At the time of independence, the number of universities was no more than 22 and the total enrolment was less than 1.0 lakh. By the end of the Tenth Plan, the Indian higher education system has grown into one of the largest in the world with 378 universities, 18064 colleges, a faculty strength of 4.92 lakh, and an estimated enrolment of 140 lakh students.

The higher education institutions include 23 Central universities (CU), 216 State universities, 110 deemed universities, 11 private universities, and 33 institutions of national importance established through central legislation and another 5 institutions established through State legislations.

Despite the expansion that has occurred, it is evident that the system is under stress to provide a sufficient volume of skilled human power, which is equipped with the required knowledge and technical skills to cater to the demands of the economy.
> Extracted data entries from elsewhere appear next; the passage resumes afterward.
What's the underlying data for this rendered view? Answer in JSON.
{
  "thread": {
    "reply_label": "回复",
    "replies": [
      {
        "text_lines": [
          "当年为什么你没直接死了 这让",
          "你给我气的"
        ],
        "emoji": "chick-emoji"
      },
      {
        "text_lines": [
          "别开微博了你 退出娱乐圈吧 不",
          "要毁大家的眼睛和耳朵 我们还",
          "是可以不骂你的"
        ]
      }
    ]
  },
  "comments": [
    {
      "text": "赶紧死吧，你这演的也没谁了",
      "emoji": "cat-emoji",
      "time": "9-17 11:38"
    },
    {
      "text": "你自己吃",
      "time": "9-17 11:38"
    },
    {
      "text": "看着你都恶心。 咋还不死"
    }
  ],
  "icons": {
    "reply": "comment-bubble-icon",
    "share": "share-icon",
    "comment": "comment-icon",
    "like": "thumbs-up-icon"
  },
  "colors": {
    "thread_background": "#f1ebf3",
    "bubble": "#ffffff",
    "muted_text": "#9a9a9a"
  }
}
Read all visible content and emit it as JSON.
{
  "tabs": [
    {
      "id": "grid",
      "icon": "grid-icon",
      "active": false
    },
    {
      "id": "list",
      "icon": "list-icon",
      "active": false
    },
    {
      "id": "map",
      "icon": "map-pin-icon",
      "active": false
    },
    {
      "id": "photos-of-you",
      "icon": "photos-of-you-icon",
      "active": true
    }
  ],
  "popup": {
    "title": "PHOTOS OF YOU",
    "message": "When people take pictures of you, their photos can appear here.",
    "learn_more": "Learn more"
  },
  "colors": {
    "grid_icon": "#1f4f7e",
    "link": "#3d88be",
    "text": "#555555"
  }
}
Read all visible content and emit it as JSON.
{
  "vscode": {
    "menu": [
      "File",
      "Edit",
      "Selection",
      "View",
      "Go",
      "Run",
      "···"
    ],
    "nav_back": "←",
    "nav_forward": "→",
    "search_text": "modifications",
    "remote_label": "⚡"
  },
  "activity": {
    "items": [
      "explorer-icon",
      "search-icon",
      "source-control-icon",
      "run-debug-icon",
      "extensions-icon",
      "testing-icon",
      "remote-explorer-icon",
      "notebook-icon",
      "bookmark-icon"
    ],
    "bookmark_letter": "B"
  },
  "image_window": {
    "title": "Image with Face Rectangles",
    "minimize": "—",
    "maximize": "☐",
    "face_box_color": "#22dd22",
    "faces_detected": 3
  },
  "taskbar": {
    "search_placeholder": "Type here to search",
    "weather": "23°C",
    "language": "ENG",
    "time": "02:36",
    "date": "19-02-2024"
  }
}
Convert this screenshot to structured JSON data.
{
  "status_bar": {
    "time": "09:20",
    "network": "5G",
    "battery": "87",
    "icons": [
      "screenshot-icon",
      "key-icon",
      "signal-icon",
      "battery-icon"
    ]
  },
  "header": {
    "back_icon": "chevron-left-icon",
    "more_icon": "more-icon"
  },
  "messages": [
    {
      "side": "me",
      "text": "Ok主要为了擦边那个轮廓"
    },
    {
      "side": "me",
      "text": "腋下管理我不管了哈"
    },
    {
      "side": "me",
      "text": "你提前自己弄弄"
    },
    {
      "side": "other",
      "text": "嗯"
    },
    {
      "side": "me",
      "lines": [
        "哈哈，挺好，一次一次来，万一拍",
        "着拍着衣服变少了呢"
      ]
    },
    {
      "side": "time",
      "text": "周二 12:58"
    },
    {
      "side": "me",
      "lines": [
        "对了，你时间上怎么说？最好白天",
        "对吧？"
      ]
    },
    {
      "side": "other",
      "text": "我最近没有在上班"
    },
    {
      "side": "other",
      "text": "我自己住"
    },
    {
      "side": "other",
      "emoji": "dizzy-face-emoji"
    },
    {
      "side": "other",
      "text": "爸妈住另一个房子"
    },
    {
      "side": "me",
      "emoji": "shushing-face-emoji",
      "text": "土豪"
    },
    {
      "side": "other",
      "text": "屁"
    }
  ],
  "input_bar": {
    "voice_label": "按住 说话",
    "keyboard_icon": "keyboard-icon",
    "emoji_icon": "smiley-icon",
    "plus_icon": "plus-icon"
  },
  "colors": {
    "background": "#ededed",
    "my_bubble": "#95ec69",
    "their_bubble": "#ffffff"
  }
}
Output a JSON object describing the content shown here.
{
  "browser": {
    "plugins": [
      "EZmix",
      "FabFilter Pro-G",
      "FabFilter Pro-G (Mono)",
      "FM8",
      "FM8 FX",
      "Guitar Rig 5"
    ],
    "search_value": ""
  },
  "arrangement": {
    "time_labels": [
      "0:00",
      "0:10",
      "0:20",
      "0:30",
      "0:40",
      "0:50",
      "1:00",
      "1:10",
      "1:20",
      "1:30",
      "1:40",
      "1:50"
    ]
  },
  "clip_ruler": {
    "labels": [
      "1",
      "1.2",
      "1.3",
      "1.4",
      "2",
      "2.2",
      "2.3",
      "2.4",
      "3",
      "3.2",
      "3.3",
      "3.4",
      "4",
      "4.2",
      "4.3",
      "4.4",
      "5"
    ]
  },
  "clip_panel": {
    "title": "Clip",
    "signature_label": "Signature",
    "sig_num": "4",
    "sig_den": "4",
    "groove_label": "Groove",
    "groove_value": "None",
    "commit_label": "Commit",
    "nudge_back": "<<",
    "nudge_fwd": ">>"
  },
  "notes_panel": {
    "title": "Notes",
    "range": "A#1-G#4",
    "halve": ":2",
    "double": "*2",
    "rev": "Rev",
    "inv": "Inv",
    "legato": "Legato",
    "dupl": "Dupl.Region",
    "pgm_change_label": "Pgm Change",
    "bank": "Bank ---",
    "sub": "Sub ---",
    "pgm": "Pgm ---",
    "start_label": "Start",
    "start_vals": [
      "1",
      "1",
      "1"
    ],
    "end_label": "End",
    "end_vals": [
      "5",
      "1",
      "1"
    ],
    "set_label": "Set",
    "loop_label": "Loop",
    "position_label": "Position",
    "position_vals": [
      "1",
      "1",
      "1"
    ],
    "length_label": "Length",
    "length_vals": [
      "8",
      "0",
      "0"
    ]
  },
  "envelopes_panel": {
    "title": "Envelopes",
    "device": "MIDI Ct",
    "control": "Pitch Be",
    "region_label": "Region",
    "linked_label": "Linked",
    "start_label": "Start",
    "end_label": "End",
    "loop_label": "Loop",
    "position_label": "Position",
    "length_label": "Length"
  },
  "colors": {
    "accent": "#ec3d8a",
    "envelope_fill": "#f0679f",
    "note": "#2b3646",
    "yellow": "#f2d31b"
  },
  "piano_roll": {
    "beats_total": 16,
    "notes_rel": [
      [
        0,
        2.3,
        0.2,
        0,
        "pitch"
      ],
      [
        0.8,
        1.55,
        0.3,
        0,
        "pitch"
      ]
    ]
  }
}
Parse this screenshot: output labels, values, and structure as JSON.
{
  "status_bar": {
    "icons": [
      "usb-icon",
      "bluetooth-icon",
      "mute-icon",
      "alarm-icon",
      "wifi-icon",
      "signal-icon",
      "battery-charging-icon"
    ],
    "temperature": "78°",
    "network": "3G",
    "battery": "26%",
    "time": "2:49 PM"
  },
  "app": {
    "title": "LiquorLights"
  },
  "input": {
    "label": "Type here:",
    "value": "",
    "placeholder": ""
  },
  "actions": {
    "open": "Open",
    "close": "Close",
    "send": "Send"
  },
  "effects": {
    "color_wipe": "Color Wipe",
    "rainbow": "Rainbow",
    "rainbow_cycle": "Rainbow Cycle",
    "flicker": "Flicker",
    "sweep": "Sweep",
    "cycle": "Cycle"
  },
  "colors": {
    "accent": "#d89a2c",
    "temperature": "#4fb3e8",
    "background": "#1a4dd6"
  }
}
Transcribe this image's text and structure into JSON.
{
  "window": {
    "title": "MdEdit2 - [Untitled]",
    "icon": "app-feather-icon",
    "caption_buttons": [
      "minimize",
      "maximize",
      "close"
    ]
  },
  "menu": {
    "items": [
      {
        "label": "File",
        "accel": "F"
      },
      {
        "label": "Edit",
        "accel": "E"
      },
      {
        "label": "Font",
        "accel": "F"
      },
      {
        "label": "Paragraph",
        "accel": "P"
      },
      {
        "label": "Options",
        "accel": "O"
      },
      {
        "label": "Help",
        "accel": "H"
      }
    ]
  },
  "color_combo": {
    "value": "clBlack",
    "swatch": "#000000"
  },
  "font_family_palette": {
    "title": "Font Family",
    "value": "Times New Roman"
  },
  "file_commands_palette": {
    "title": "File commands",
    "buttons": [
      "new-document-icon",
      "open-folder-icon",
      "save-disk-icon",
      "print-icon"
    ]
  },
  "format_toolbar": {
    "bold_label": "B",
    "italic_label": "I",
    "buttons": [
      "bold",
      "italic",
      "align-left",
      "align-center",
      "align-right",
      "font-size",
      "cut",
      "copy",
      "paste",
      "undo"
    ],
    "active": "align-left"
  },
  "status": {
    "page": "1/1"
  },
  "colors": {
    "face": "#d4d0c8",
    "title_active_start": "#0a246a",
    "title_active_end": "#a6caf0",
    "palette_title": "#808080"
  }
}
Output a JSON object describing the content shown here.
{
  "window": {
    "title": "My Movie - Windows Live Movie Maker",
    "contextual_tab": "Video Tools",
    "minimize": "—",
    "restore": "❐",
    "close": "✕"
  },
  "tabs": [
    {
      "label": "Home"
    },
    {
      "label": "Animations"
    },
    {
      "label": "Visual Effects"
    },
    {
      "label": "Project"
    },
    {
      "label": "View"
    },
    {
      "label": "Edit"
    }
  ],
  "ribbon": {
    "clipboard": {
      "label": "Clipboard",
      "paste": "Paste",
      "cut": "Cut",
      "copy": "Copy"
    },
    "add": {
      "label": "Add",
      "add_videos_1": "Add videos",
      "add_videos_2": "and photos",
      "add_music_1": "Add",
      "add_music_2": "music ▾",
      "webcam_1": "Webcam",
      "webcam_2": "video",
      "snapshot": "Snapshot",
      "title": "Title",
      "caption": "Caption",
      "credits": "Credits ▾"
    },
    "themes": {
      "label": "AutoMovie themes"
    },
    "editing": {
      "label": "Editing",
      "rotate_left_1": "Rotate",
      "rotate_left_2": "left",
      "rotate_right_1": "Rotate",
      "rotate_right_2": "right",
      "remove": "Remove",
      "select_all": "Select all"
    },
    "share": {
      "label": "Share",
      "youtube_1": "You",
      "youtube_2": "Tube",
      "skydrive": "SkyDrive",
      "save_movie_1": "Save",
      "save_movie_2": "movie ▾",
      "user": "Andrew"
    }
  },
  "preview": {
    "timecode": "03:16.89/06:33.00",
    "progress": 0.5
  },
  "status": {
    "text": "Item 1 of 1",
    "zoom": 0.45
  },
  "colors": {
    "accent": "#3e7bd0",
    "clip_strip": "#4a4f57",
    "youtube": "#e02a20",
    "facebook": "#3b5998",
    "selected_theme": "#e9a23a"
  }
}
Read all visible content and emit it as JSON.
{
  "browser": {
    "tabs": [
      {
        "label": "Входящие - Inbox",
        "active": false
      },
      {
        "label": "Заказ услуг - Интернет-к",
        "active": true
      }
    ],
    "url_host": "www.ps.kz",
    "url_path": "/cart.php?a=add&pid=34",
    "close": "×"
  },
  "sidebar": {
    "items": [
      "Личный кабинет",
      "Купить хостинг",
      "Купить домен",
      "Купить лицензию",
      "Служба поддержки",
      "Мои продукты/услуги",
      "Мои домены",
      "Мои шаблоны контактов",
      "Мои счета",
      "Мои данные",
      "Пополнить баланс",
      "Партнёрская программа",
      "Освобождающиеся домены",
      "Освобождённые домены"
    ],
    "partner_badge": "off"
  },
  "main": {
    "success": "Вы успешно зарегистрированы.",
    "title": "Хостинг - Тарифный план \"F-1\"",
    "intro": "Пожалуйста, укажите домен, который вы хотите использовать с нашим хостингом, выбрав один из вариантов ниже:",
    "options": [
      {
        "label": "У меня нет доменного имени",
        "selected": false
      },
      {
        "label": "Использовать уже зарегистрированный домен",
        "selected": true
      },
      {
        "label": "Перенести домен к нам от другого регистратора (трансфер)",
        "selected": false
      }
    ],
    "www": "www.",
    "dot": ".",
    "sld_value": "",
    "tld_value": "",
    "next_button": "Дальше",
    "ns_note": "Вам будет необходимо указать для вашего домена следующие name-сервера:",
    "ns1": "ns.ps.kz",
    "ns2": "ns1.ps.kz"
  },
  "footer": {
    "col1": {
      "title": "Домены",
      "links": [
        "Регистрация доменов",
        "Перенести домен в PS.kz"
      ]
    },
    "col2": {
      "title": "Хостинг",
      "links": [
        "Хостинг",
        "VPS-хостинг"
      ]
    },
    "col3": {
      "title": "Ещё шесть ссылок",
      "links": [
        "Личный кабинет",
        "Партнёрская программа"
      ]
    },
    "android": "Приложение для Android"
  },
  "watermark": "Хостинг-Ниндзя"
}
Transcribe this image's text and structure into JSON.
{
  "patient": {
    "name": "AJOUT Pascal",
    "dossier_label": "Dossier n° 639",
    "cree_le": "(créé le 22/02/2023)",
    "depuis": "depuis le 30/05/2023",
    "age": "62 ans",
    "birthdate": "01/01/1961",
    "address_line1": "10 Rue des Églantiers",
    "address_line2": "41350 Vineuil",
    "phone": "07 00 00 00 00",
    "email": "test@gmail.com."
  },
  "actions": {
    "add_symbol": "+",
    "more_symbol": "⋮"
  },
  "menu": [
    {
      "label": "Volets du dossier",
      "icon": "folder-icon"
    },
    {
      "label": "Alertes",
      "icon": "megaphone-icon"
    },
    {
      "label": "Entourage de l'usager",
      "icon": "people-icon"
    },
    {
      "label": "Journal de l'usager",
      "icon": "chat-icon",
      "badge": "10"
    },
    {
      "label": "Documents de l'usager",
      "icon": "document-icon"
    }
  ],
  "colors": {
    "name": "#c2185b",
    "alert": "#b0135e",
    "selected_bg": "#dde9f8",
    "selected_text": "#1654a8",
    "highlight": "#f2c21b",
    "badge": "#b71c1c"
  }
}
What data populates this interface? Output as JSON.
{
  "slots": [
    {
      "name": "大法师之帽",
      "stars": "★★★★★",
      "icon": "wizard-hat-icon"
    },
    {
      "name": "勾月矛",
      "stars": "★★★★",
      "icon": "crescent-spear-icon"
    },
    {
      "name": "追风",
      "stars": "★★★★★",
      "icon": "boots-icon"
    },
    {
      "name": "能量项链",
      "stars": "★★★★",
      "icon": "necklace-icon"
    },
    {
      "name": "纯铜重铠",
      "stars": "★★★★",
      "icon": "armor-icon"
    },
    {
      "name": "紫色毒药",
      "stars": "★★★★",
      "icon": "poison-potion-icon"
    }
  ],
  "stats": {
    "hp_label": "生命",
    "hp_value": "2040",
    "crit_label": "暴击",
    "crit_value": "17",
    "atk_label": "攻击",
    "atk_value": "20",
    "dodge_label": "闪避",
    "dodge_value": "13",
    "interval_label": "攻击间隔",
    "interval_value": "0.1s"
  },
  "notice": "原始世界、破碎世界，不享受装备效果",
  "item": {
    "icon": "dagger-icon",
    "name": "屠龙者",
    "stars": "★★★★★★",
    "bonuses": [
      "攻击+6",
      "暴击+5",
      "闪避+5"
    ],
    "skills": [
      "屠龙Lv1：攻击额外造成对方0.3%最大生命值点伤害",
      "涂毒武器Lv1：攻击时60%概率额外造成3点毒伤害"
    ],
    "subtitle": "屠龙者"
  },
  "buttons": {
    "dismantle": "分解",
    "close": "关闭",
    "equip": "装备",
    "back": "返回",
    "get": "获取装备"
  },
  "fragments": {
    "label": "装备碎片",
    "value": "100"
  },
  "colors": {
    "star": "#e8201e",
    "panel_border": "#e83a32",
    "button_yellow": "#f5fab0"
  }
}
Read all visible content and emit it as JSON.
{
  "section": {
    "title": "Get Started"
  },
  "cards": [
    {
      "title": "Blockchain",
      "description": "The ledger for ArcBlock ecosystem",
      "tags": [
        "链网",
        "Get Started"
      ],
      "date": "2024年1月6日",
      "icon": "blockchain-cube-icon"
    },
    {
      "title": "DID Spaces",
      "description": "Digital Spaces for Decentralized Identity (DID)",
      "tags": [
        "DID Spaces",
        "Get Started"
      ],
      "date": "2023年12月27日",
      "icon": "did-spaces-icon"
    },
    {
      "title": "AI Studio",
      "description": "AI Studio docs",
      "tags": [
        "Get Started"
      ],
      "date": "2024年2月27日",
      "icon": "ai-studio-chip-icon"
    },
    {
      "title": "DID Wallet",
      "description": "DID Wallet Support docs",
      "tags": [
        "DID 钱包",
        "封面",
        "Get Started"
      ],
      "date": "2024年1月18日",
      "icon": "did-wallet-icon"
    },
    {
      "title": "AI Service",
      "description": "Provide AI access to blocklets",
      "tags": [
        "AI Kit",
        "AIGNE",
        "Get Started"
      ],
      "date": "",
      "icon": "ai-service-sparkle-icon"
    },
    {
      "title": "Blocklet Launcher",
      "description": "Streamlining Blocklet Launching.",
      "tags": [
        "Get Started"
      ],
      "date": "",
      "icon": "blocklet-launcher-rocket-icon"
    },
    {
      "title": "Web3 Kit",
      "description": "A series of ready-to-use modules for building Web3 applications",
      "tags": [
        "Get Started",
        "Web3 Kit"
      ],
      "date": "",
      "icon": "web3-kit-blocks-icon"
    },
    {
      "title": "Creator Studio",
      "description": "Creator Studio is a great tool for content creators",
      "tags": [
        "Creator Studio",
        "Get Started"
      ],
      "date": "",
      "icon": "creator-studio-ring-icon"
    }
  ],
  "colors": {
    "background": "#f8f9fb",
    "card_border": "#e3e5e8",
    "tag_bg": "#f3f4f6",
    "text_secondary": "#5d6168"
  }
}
The accelerated growth of our economy has already created shortages of high-quality technical manpower. Unlike the developed countries, where the young working age population is fast shrinking with higher dependency ratios, India has a demographic advantage with about 70% of the population below the age of 35 years. But this advantage can only be realised if we expand opportunities for our youth on a massive scale and in diverse fields of basic science, engineering and technology, health care, architecture, management, etc. This is possible only if we initiate rapid expansion along with long overdue reforms in the higher, technical, and professional education sectors.

Expansion, inclusion, and rapid improvement in quality throughout the higher and technical education system by enhancing public spending, encouraging private initiatives, and initiating the long overdue major institutional and policy reforms will form the core of the Eleventh Plan effort. Our long-term goal is to set India as a nation in which all those who aspire good quality higher education can access it, irrespective of their paying capacity.